Un surcoût minime pour une sécurité renforcée

L’un des arguments clés de l’ESMC est que le passage aux onduleurs occidentaux est très compétitif en termes de coûts. Selon une analyse de Wood Mackenzie, l’utilisation d’onduleurs occidentaux dans les projets résidentiels et commerciaux de petite taille représente un investissement supplémentaire modeste :

  • Seulement 1,7 % à 4,3 % du coût total du projet, selon la taille et l’emplacement.
  • Pour les projets à grande échelle, qui reçoivent la majeure partie du financement de la BEI, ce surcoût représente moins de 2 % en Allemagne, en Espagne et en Europe de l’Est.

Cette différence de coûts minimale offre une « valeur exceptionnelle » selon l’ESMC, car elle apporte une sécurité d’approvisionnement renforcée et une cyberrésilience significativement améliorée dans l’ensemble des infrastructures énergétiques européennes.
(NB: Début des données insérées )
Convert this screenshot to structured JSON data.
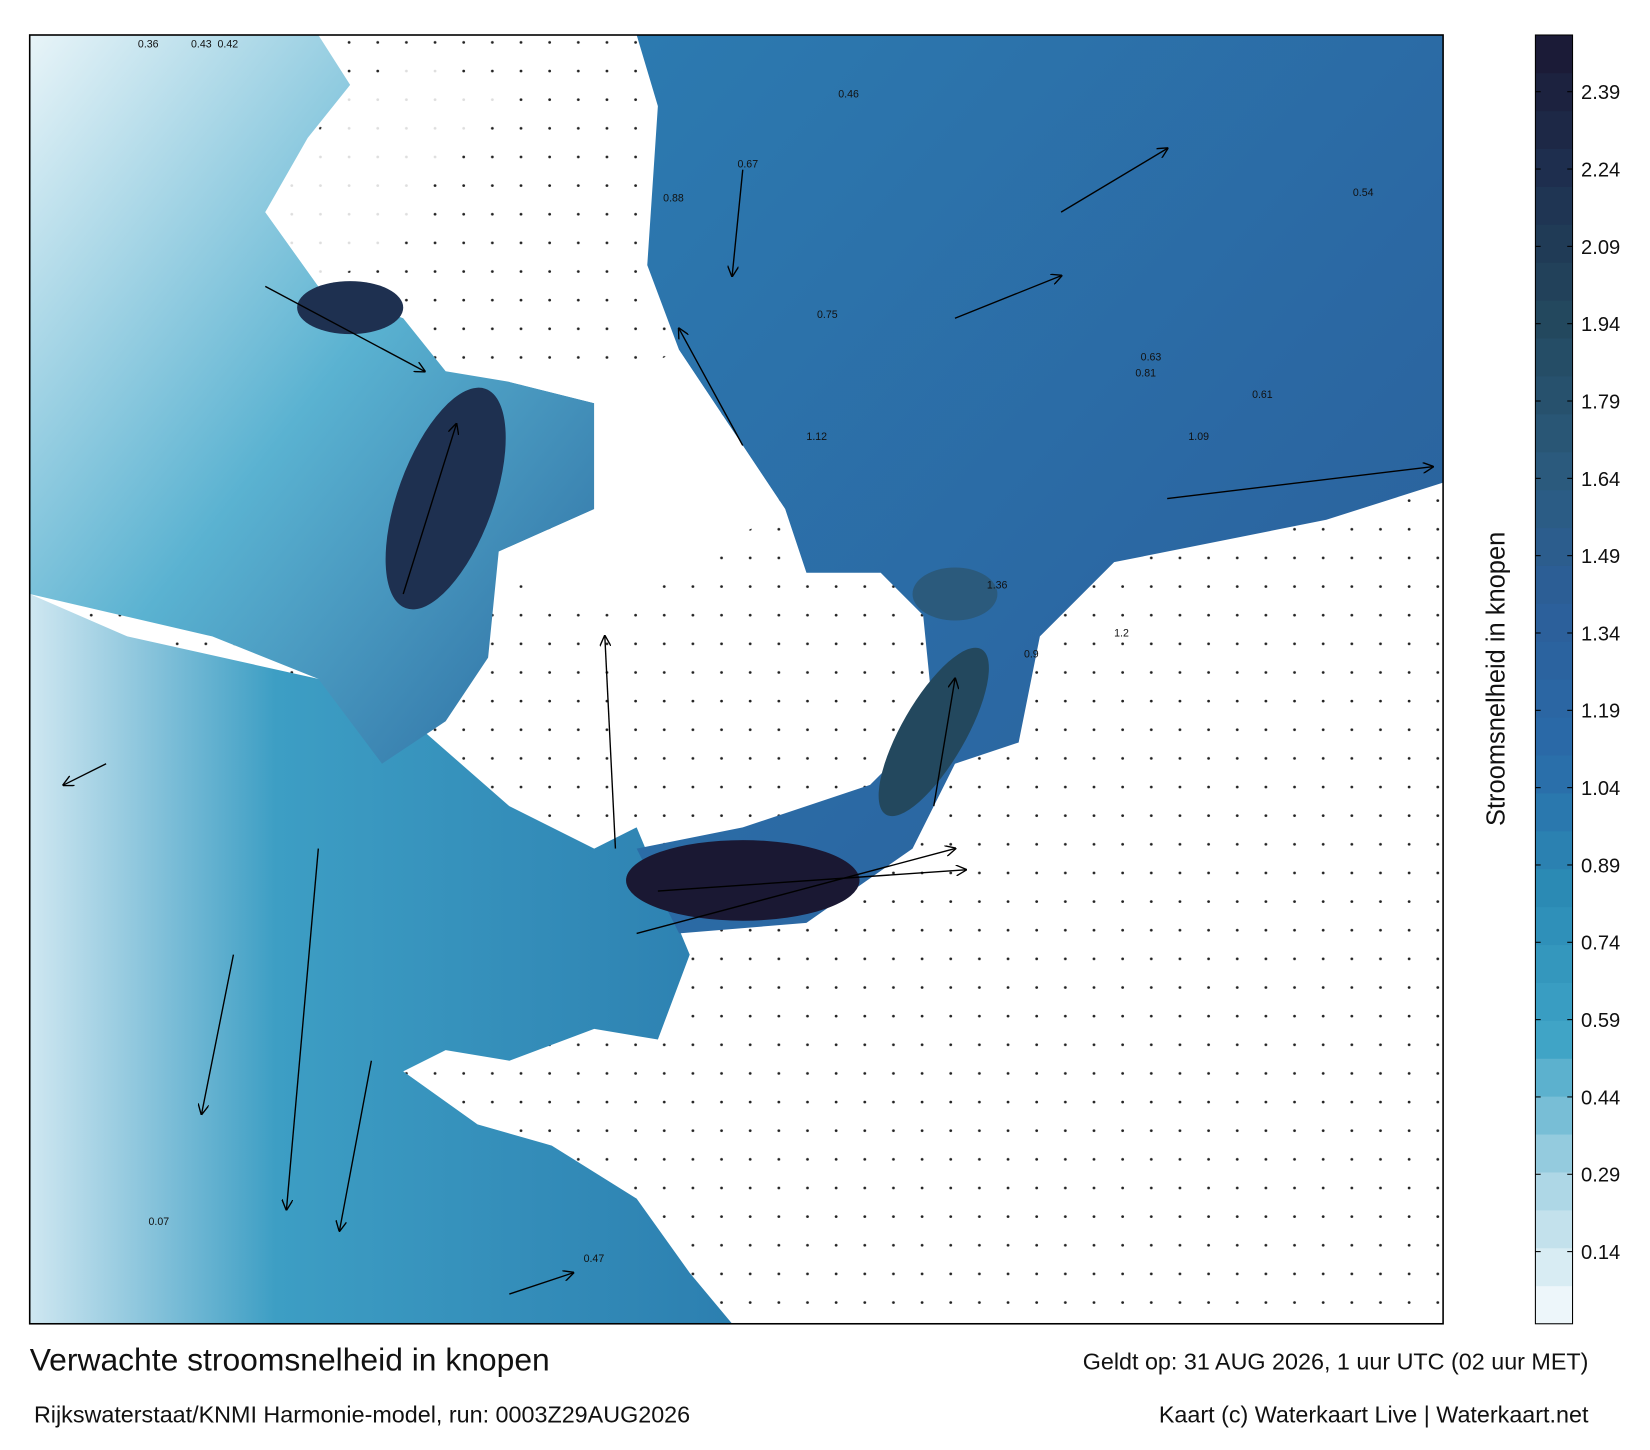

Appel à une mise en œuvre cohérente

L’ESMC appelle les États membres de l’UE et tous les organismes publics de financement à mettre en œuvre la décision de la Commission de manière cohérente et à aligner en conséquence les programmes de soutien existants. L’organisation exhorte également les États membres à soutenir pleinement la proposition actuelle de la Commission européenne visant à réviser la Loi sur la cybersécurité (CSA 2). L’objectif est de traiter structurellement les risques croissants liés à la chaîne d’approvisionnement et à la cybersécurité posés par les investisseurs issus des pays à haut risque.

Cette décision de la Commission européenne représente une avancée significative pour la souveraineté technologique et la sécurité énergétique de l’Europe. En excluant les onduleurs des pays à haut risque des financements de l’UE, elle protège les infrastructures critiques tout en soutenant l’industrie manufacturière européenne.